O impacto sobre o setor publicitário também não será significativo, uma vez que a RDC nº 24/2010 não prevê a proibição da publicidade de alimentos, apenas requer que, no caso de alimentos não saudáveis, o risco para a saúde associado ao consumo excessivo seja informado. Ainda assim, mesmo que haja algum impacto negativo para o setor regulado, este será pouco expressivo. Segundo o Ibope, a publicidade de alimentos representa apenas 3,5% do montante publicitário das agências e veículos. Em contrapartida, impactos positivos resultarão da poupança dos investimentos destinados ao manejo e tratamento de doenças relacionadas com a obesidade como doenças do coração, diabetes, e vários tipos de câncer. Analisando tratamentos mais caros, como é o caso dos tratamentos de câncer. A título de ilustração, contabilizando apenas o impacto econômico dos gastos com tratamento dos cânceres de esôfago, cólon e reto atribuídos à obesidade; estima-se que, além do sofrimento das pessoas acometidas pelos cânceres citados, e de seus familiares, ao final de 2010, o País terá deixado de poupar no mínimo 5 milhões de reais com o tratamento de 3500 novos casos desses cânceres atribuídos à obesidade (INCA, 2009; WCRF/INCA, 2009).
 
Informar a população sobre os riscos relacionados ao consumo excessivo de alimentos não saudáveis significa abraçar a responsabilidade de oferecer um ambiente favorável à vida e à saúde da população, significa poupar vidas e sofrimento de milhões de brasileiros, significa oportunizar a realocação de recursos do tratamento de doenças evitáveis para o investimento no enfrentamento de macro-determinantes da saúde, significa oferecer ferramentas indispensáveis à garantia da cidadania e soberania do povo brasileiro.
 
Importa ressaltar que a regulamentação da publicidade de alimentos não saudáveis não se constitui em censura ou obstrução à liberdade de expressão. Neste sentido já há manifestações pela validade e constitucionalidade desta norma assinada por Carlos Ari Sundfeld (FD/PUC-SP), Floriano de Azevedo Marques Neto (FD/USP), Dalmo de Abreu Dallari (FD/USP), Fábio Konder Comparato (FD/USP), Gilberto Bercovici (FD/USP), Marcelo Neves (FD/USP), Vidal Serrano Junior (PUC-SP), Walter Ghelfi (publicitário), Sueli Gandolfi Dallari (FSP/USP), Fernando Aith (CEPEDISA), Marco Aurélio Torronteguy (CEPEDISA). No documento “ANVISA E A REGULAÇÃO DE PUBLICIDADE DE ALIMENTOS” declaram que:
 
“ANVISA, ao editar a Resolução nº 24/2010, impõe condições à liberdade de expressão que estão em perfeita consonância com a Constituição Federal, na medida em que visam a proteger as pessoas e as famílias de propagandas que possam ser nocivas à saúde. Além disso, a Resolução nº 24/2010 não viola a competência de qualquer outra esfera regulatória, uma vez que na atual organização constitucional do sistema jurídico-sanitário brasileiro é a ANVISA quem detém a competência normativa para o controle de alimentos, inclusive de sua publicidade. Isso porque a Lei federal nº 9.782/99 estabelece para a ANVISA o dever de controlar, fiscalizar e acompanhar, sob o prisma da legislação sanitária, a propaganda e publicidade de produtos submetidos ao regime de vigilância sanitária, como os alimentos (art. 7º, XXVI c/c art. 8º, § 1º, II).
 
Todos os demais agentes regulatórios estão, portanto, obrigados a respeitar a normatização sobre a propaganda de produtos, práticas e serviços que possam ser nocivos à saúde editada pela ANVISA.” (http://www.cepedisa.org.br/adm/noticia_detalhe.aspx?id_noticia=784)

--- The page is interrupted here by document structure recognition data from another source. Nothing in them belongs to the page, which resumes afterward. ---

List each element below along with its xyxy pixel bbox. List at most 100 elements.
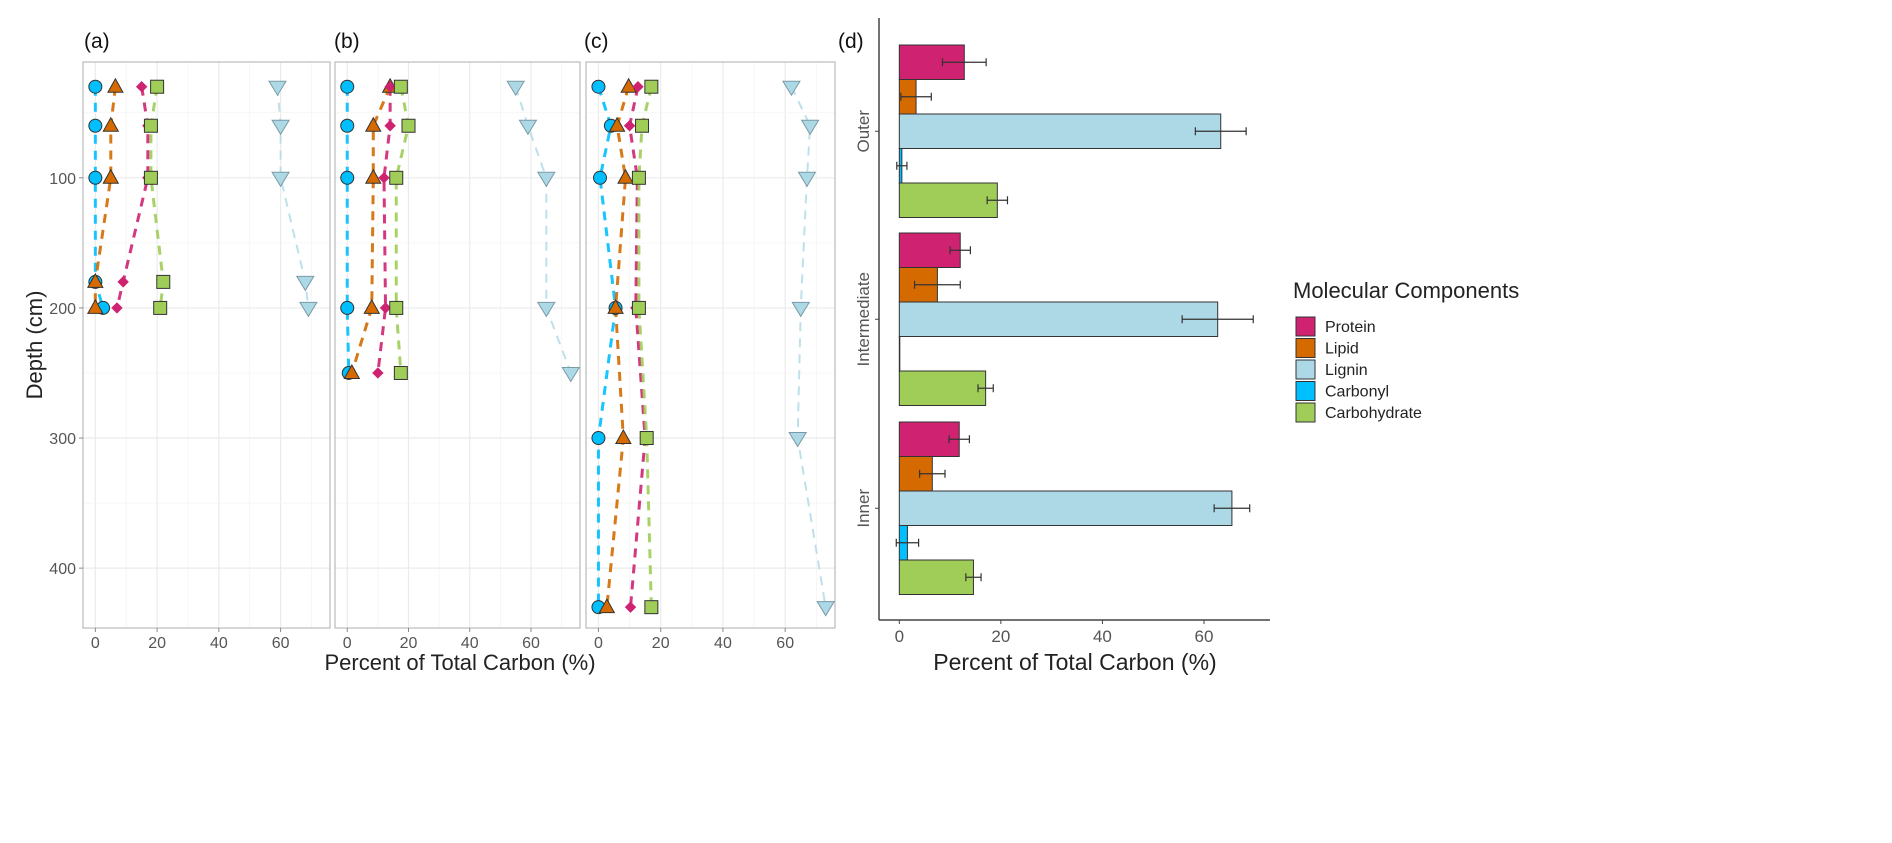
legend-label: Carbohydrate <box>1325 405 1422 422</box>
data-point-lignin <box>295 275 315 292</box>
data-point-lipid <box>363 298 381 314</box>
data-point-lignin <box>536 171 556 188</box>
panel-border <box>82 61 331 629</box>
legend-key-carbohydrate <box>1295 402 1316 423</box>
data-point-lipid <box>102 116 120 132</box>
x-tick-label: 20 <box>148 635 166 652</box>
y-tick-label: 200 <box>49 301 76 318</box>
bar-carbohydrate <box>898 370 987 406</box>
data-point-lipid <box>364 168 382 184</box>
data-point-carbonyl <box>340 300 355 315</box>
x-tick-label: 0 <box>594 635 603 652</box>
data-point-lignin <box>268 80 287 97</box>
x-axis-label-d: Percent of Total Carbon (%) <box>933 649 1216 675</box>
data-point-lignin <box>797 171 817 188</box>
y-tick-label: 400 <box>49 561 76 578</box>
data-point-carbohydrate <box>631 300 646 315</box>
data-point-protein <box>135 81 148 93</box>
x-tick-label: 0 <box>895 627 904 646</box>
data-point-lipid <box>598 598 616 614</box>
data-point-protein <box>372 367 384 379</box>
data-point-protein <box>378 172 390 184</box>
panel-border <box>585 61 836 629</box>
x-tick-label: 0 <box>343 635 352 652</box>
data-point-lipid <box>607 298 624 314</box>
x-tick-label: 20 <box>991 627 1010 646</box>
x-tick-label: 60 <box>1195 627 1214 646</box>
panel-a: 0 20 40 60 100 200 300 400 <box>49 61 331 652</box>
data-point-lignin <box>536 301 556 318</box>
data-point-carbonyl <box>88 79 103 94</box>
bar-carbohydrate <box>898 559 974 595</box>
panel-b: 0 20 40 60 <box>334 61 581 652</box>
data-point-carbonyl <box>593 170 608 185</box>
data-point-lignin <box>788 432 808 448</box>
data-point-carbohydrate <box>143 118 158 133</box>
y-axis-label: Depth (cm) <box>22 291 47 400</box>
data-point-protein <box>111 302 123 314</box>
data-point-protein <box>379 302 392 314</box>
data-point-lignin <box>298 301 318 318</box>
panel-border <box>334 61 581 629</box>
data-point-carbonyl <box>340 170 355 185</box>
panel-label-c: (c) <box>584 30 609 53</box>
data-point-lipid <box>364 116 382 132</box>
legend-label: Protein <box>1325 319 1376 336</box>
x-tick-label: 0 <box>91 635 100 652</box>
data-point-lipid <box>87 298 104 314</box>
data-point-lignin <box>271 171 290 188</box>
x-tick-label: 20 <box>400 635 418 652</box>
data-point-carbohydrate <box>393 79 408 94</box>
x-tick-label: 20 <box>652 635 670 652</box>
legend-label: Carbonyl <box>1325 384 1389 401</box>
series-line-lipid <box>350 86 392 374</box>
data-point-lignin <box>791 301 811 318</box>
bar-panel: 0 20 40 60 Outer Intermediate Inner <box>854 18 1270 646</box>
series-line-lignin <box>514 86 572 374</box>
legend-label: Lipid <box>1325 341 1359 358</box>
category-label: Outer <box>854 110 873 153</box>
y-tick-label: 100 <box>49 171 76 188</box>
panel-label-b: (b) <box>334 30 360 53</box>
series-line-protein <box>115 86 150 309</box>
data-point-lignin <box>506 80 526 97</box>
x-axis-label-abc: Percent of Total Carbon (%) <box>324 650 595 675</box>
data-point-lipid <box>620 77 637 93</box>
data-point-carbohydrate <box>635 118 650 133</box>
bar-carbohydrate <box>898 182 998 218</box>
data-point-protein <box>384 81 396 93</box>
series-line-carbohydrate <box>394 86 411 374</box>
line-panels: 0 20 40 60 100 200 300 400 0 20 40 60 0 20 40 60 <box>49 61 836 652</box>
data-point-lipid <box>615 429 632 445</box>
legend-title: Molecular Components <box>1293 278 1519 303</box>
data-point-lipid <box>617 168 634 184</box>
y-tick-label: 300 <box>49 431 76 448</box>
series-line-carbonyl <box>596 86 618 608</box>
category-label: Intermediate <box>854 272 873 367</box>
data-point-carbonyl <box>591 79 606 94</box>
x-tick-label: 60 <box>776 635 794 652</box>
series-line-carbonyl <box>345 86 351 374</box>
data-point-carbonyl <box>591 431 606 446</box>
data-point-lignin <box>561 366 581 383</box>
x-tick-label: 40 <box>461 635 479 652</box>
panel-label-d: (d) <box>838 30 864 53</box>
x-tick-label: 40 <box>1093 627 1112 646</box>
legend-key-carbonyl <box>1295 381 1316 401</box>
legend: Molecular Components Protein Lipid Lignin C… <box>1293 278 1519 423</box>
data-point-lipid <box>343 363 361 379</box>
data-point-protein <box>384 120 396 132</box>
data-point-lignin <box>271 119 290 136</box>
data-point-lipid <box>102 168 120 184</box>
data-point-lignin <box>800 119 820 136</box>
data-point-lignin <box>518 119 538 136</box>
legend-key-protein <box>1295 316 1316 337</box>
category-label: Inner <box>854 489 873 528</box>
data-point-lignin <box>782 80 801 97</box>
data-point-carbonyl <box>88 118 103 133</box>
bar-lignin <box>898 490 1233 526</box>
data-point-carbohydrate <box>389 300 404 315</box>
series-line-protein <box>628 86 647 608</box>
data-point-carbohydrate <box>156 274 171 289</box>
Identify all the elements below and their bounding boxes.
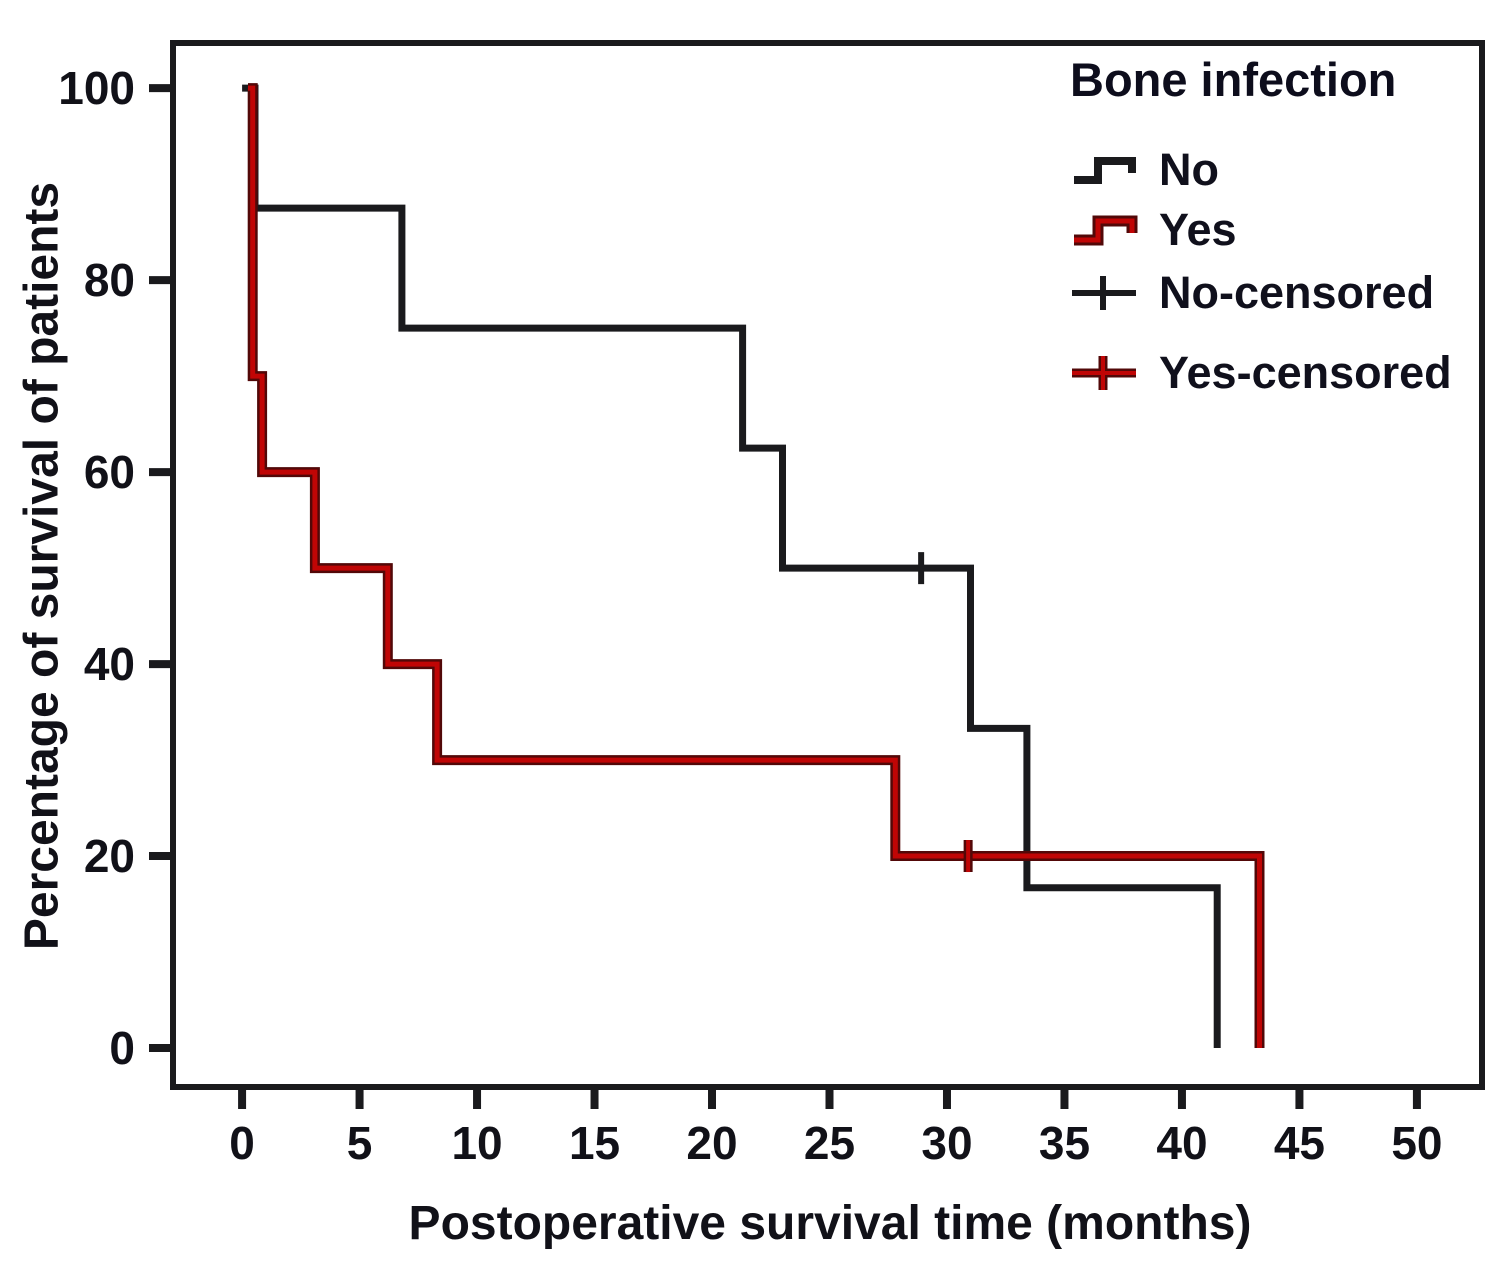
x-tick-label: 50 — [1391, 1117, 1442, 1169]
legend-item-yes: Yes — [1070, 204, 1237, 255]
legend-title: Bone infection — [1070, 53, 1397, 106]
legend-label-yes-censored: Yes-censored — [1159, 347, 1452, 398]
series-Yes-line — [248, 85, 1262, 1048]
legend-item-no-censored: No-censored — [1070, 267, 1435, 318]
y-tick-label: 100 — [58, 62, 135, 114]
y-tick-label: 20 — [84, 830, 135, 882]
legend-label-no-censored: No-censored — [1159, 267, 1435, 318]
censor-cross-black-icon — [1072, 276, 1136, 310]
x-tick-label: 40 — [1156, 1117, 1207, 1169]
x-tick-label: 0 — [229, 1117, 255, 1169]
y-axis-title: Percentage of survival of patients — [15, 181, 69, 951]
step-line-red-icon — [1074, 215, 1138, 246]
x-tick-label: 20 — [686, 1117, 737, 1169]
x-tick-label: 5 — [347, 1117, 373, 1169]
x-tick-label: 15 — [569, 1117, 620, 1169]
step-line-black-icon — [1074, 157, 1136, 184]
x-tick-label: 10 — [451, 1117, 502, 1169]
x-tick-label: 35 — [1039, 1117, 1090, 1169]
legend-label-no: No — [1159, 144, 1219, 195]
legend-label-yes: Yes — [1159, 204, 1237, 255]
y-tick-label: 40 — [84, 638, 135, 690]
x-axis-title: Postoperative survival time (months) — [408, 1197, 1252, 1250]
x-tick-label: 25 — [804, 1117, 855, 1169]
legend-item-yes-censored: Yes-censored — [1070, 347, 1452, 398]
y-tick-label: 60 — [84, 446, 135, 498]
y-tick-label: 80 — [84, 254, 135, 306]
censor-cross-red-icon — [1072, 356, 1136, 390]
series-No-line — [242, 84, 1221, 1048]
x-tick-label: 45 — [1274, 1117, 1325, 1169]
legend: Bone infection No Yes No-censored — [1070, 52, 1500, 482]
x-tick-label: 30 — [921, 1117, 972, 1169]
legend-item-no: No — [1070, 144, 1219, 195]
y-tick-label: 0 — [109, 1022, 135, 1074]
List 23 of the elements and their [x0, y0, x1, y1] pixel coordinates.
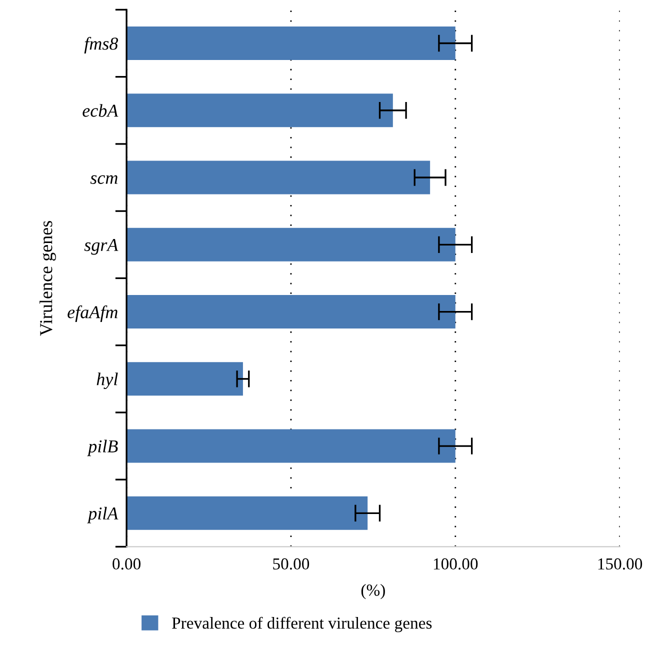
bar — [126, 294, 456, 329]
bar — [126, 429, 456, 463]
bar — [126, 228, 456, 262]
x-tick-label: 100.00 — [434, 558, 478, 570]
y-tick-label: fms8 — [84, 36, 118, 54]
y-tick-label: ecbA — [82, 104, 118, 117]
x-axis-title: (%) — [361, 584, 385, 600]
y-tick-label: sgrA — [84, 238, 118, 255]
y-tick-label: hyl — [96, 372, 118, 390]
y-tick-label: pilA — [87, 506, 118, 524]
x-tick-label: 0.00 — [112, 558, 141, 570]
bar — [126, 26, 456, 60]
x-tick-label: 150.00 — [598, 558, 642, 570]
y-axis-title: Virulence genes — [40, 221, 56, 336]
x-tick-label: 50.00 — [273, 558, 310, 570]
y-tick-label: scm — [90, 175, 118, 184]
y-tick-label: pilB — [87, 440, 118, 456]
bar — [126, 94, 393, 128]
y-tick-label: efaAfm — [68, 305, 118, 322]
legend-label: Prevalence of different virulence genes — [172, 616, 432, 632]
bar — [126, 362, 243, 396]
bar — [126, 160, 430, 194]
bar — [126, 496, 368, 530]
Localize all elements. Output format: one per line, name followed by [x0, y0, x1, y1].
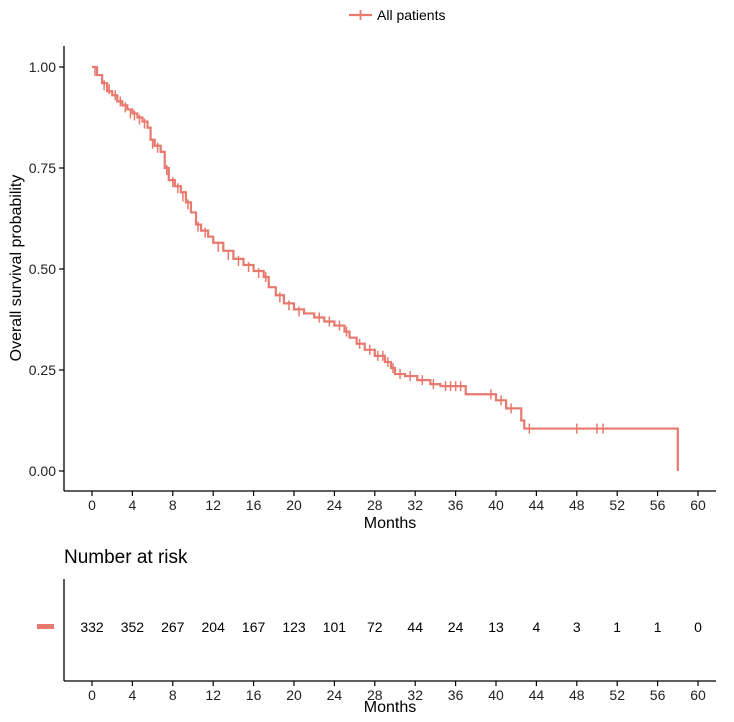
risk-x-tick-label: 36 [448, 687, 464, 703]
x-tick-label: 20 [286, 497, 302, 513]
x-tick-label: 8 [169, 497, 177, 513]
legend-label: All patients [377, 7, 445, 23]
risk-x-tick-label: 28 [367, 687, 383, 703]
censor-marks [94, 66, 604, 434]
x-tick-label: 4 [129, 497, 137, 513]
x-tick-label: 52 [609, 497, 625, 513]
risk-count: 0 [694, 619, 702, 635]
y-tick-label: 0.00 [29, 463, 56, 479]
x-axis-ticks: 0 4 8 12 16 20 24 28 32 36 40 44 48 52 56 60 [88, 491, 706, 513]
risk-count: 352 [121, 619, 145, 635]
x-tick-label: 12 [205, 497, 221, 513]
risk-count: 167 [242, 619, 266, 635]
y-tick-label: 0.75 [29, 160, 56, 176]
risk-table-title: Number at risk [64, 547, 188, 568]
y-tick-label: 0.50 [29, 261, 56, 277]
x-tick-label: 60 [690, 497, 706, 513]
x-axis-title: Months [364, 515, 416, 532]
risk-x-tick-label: 4 [129, 687, 137, 703]
risk-count: 332 [80, 619, 104, 635]
risk-x-tick-label: 48 [569, 687, 585, 703]
y-tick-label: 1.00 [29, 59, 56, 75]
risk-count: 123 [282, 619, 306, 635]
risk-strata-swatch [37, 624, 54, 629]
risk-count: 101 [323, 619, 347, 635]
risk-count: 13 [488, 619, 504, 635]
x-tick-label: 48 [569, 497, 585, 513]
legend: All patients [349, 7, 445, 23]
risk-count: 44 [407, 619, 423, 635]
risk-x-tick-label: 52 [609, 687, 625, 703]
risk-x-tick-label: 32 [407, 687, 423, 703]
risk-x-tick-label: 24 [327, 687, 343, 703]
risk-count: 72 [367, 619, 383, 635]
risk-count: 24 [448, 619, 464, 635]
risk-count: 3 [573, 619, 581, 635]
risk-x-tick-label: 0 [88, 687, 96, 703]
risk-x-tick-label: 56 [650, 687, 666, 703]
survival-curve-group [92, 65, 679, 471]
y-tick-label: 0.25 [29, 362, 56, 378]
x-tick-label: 28 [367, 497, 383, 513]
risk-count: 1 [654, 619, 662, 635]
x-tick-label: 32 [407, 497, 423, 513]
risk-x-tick-label: 20 [286, 687, 302, 703]
risk-count: 4 [533, 619, 541, 635]
x-tick-label: 44 [529, 497, 545, 513]
risk-count: 267 [161, 619, 185, 635]
risk-count: 1 [613, 619, 621, 635]
risk-x-tick-label: 12 [205, 687, 221, 703]
survival-curve [92, 65, 679, 471]
risk-x-tick-label: 40 [488, 687, 504, 703]
x-tick-label: 16 [246, 497, 262, 513]
risk-x-tick-label: 16 [246, 687, 262, 703]
x-tick-label: 36 [448, 497, 464, 513]
y-axis-title: Overall survival probability [8, 175, 25, 362]
x-tick-label: 0 [88, 497, 96, 513]
risk-count: 204 [202, 619, 226, 635]
x-tick-label: 24 [327, 497, 343, 513]
risk-x-axis-title: Months [364, 699, 416, 716]
risk-counts: 332 352 267 204 167 123 101 72 44 24 13 4 3 1 1 0 [80, 619, 702, 635]
risk-x-tick-label: 8 [169, 687, 177, 703]
risk-x-tick-label: 44 [529, 687, 545, 703]
risk-x-axis-ticks: 0 4 8 12 16 20 24 28 32 36 40 44 48 52 56 60 [88, 681, 706, 703]
risk-x-tick-label: 60 [690, 687, 706, 703]
x-tick-label: 40 [488, 497, 504, 513]
y-axis-ticks: 0.00 0.25 0.50 0.75 1.00 [29, 59, 64, 479]
x-tick-label: 56 [650, 497, 666, 513]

No momento que tomamos conhecimento da decisão da juíza Gilda Sigmaringa Seixas, da 16ª Vara Federal de Brasília que atendeu pedido da Associação Brasileira de Alimentos (ABIA) para suspender os efeitos da resolução da ANVISA, nós, membros de entidades da sociedade civil, instituições de pesquisa e outros abaixo assinados, conclamamos a justiça brasileira para assegurar a eficácia definitiva da RDC 24/2010.